Caro povo branco, não deixe de ver teatro negro!


Alexandre Falcão de Araújo[1]

           Caro amigo branco, branco como eu, talvez descendente de negros, como eu,
           Caras amigas e amigos, negras e negros,
           CarXs amigXs,

       Recentemente fui assistir ao corajoso e belo espetáculo “Todo camburão tem um pouco de navio negreiro”, do grupo Nóis de Teatro, vindo diretamente das “quebradas” de Fortaleza para a Caixa Cultural, na Sé, no centro de São Paulo, no contexto do mês e do dia da Consciência Negra.
Foto Luiz Alves
         Naquele dia, a metade do público era negra, homens e mulheres, jovens e velhos. Para eles, transparecia nos olhares e nas reações o reconhecimento das histórias que ali estavam sendo encenadas. A trajetória de um alegórico, mas também muito concreto, menino negro de favela, Natanael, que, nascido em meio à miséria, busca formas de sobreviver a toda ordem de violência (fome, desemprego, agressões). Esse anti-herói, após muitas agruras, encontra no trabalho como policial militar, um caminho profissional para galgar alguns poucos degraus na escala social.
          Nos olhares dos não-negros, brancos, orientais, um misto de admiração, incômodo, não-entendimento, transparecia. Sim, estávamos diante de um elenco negro que, de forma muito inteligente, se vale de uma miríade de referências do campo teatral, da cultura afro-brasileira e da cultura negra pop internacional, para nos mostrar (alguém aí ainda não percebeu?) a perversa desigualdade étnico-racial estruturante de nossa sociedade.  Sim, nós conhecemos essa história, mas geralmente ela foi contada pela branquitude. Agora, a perspectiva é outra. Como negar o racismo e a violência contra a população negra se quem nos esfrega isso na cara é justamente a juventude negra que sente isso na pele, no bairro, no cotidiano, em suas trajetórias de vida?

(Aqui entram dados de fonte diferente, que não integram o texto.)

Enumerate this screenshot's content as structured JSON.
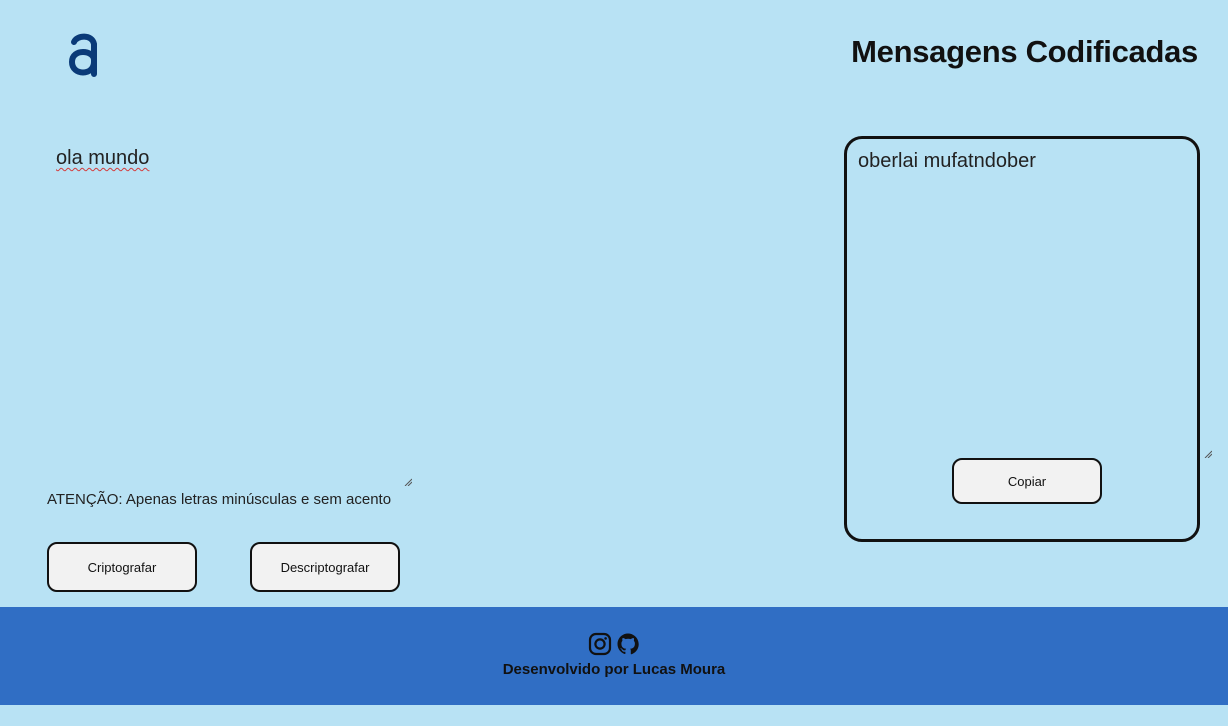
{
  "header": {
    "logo_icon": "alura-a-logo-icon",
    "title": "Mensagens Codificadas"
  },
  "input": {
    "value": "ola mundo"
  },
  "warning": "ATENÇÃO: Apenas letras minúsculas e sem acento",
  "buttons": {
    "encrypt": "Criptografar",
    "decrypt": "Descriptografar",
    "copy": "Copiar"
  },
  "output": {
    "value": "oberlai mufatndober"
  },
  "footer": {
    "icons": [
      "instagram-icon",
      "github-icon"
    ],
    "credit": "Desenvolvido por Lucas Moura"
  },
  "colors": {
    "background": "#b8e2f4",
    "footer": "#306ec4",
    "logo": "#0a3a78"
  }
}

Aqui vale um parêntese de cunho político-religioso: pra quem é de terreiro e ainda não compreendeu o que a diáspora africana e o racismo estrutural tem a ver com sua expressão religiosa, por amor de Oxalá, assista ao Nóis de Teatro e busque dialogar com o importante referencial que eles nos trazem. Indo de Castro Alves a Marcelo Yuka (compositor da canção homônima ao espetáculo), o grupo nos mostra a violência do embranquecimento, a que foram acometidos, por exemplo, Michael Jackson e até Iemanjá (essa última, em sua representação, obviamente).
                A encenação passeia por distintas formas teatrais, entre o registro interpretativo dramático que, por vezes, levou ao choro homens e mulheres negros do público; passando por elementos de teatro ritual (na relação com as, pelo grupo chamadas, mitologias africanas dos Orixás); teatro de animação (ou de bonecos); e um muito bem executado teatro narrativo (ou teatro épico), ora mais afeito à agitação política (chamada de agit-prop, no contexto artístico), ora mais próximo às peças de aprendizagem do mestre alemão Bertolt Brecht.
                Utilizando-se de diversas ferramentas, a trupe cearense levanta questões, emociona e provoca reflexões em torno de temas complexos como o extermínio da juventude negra, a criminalização das drogas, a militarização da polícia e a brutal desigualdade social, com recorte racial, que é característica de nosso país e, em grande medida, origina os problemas anteriormente referidos. Remetendo-se explicitamente ao mestre alemão, o grupo alerta: “não tomemos essa realidade como natural!”. E, mais ainda, pede que tomemos posição, pois, como disse a filósofa e militante, Angela Davis, “numa sociedade racista não basta não ser racista. É necessário ser antirracista”.
Foto Luiz Alves
                Entre vários dos belos momentos do espetáculo, destacarei dois: Nossa Senhora cantando “Redemption Song”, de Bob Marley, e o jogo do elenco com os dois seguranças da Caixa Cultural, ambos negros, que acompanhavam a apresentação. Os artistas conseguem conquistar uma leve risada de um deles, muito sóbrio, e arrancam gargalhadas do outro, extremamente envolvido com a experiência teatral.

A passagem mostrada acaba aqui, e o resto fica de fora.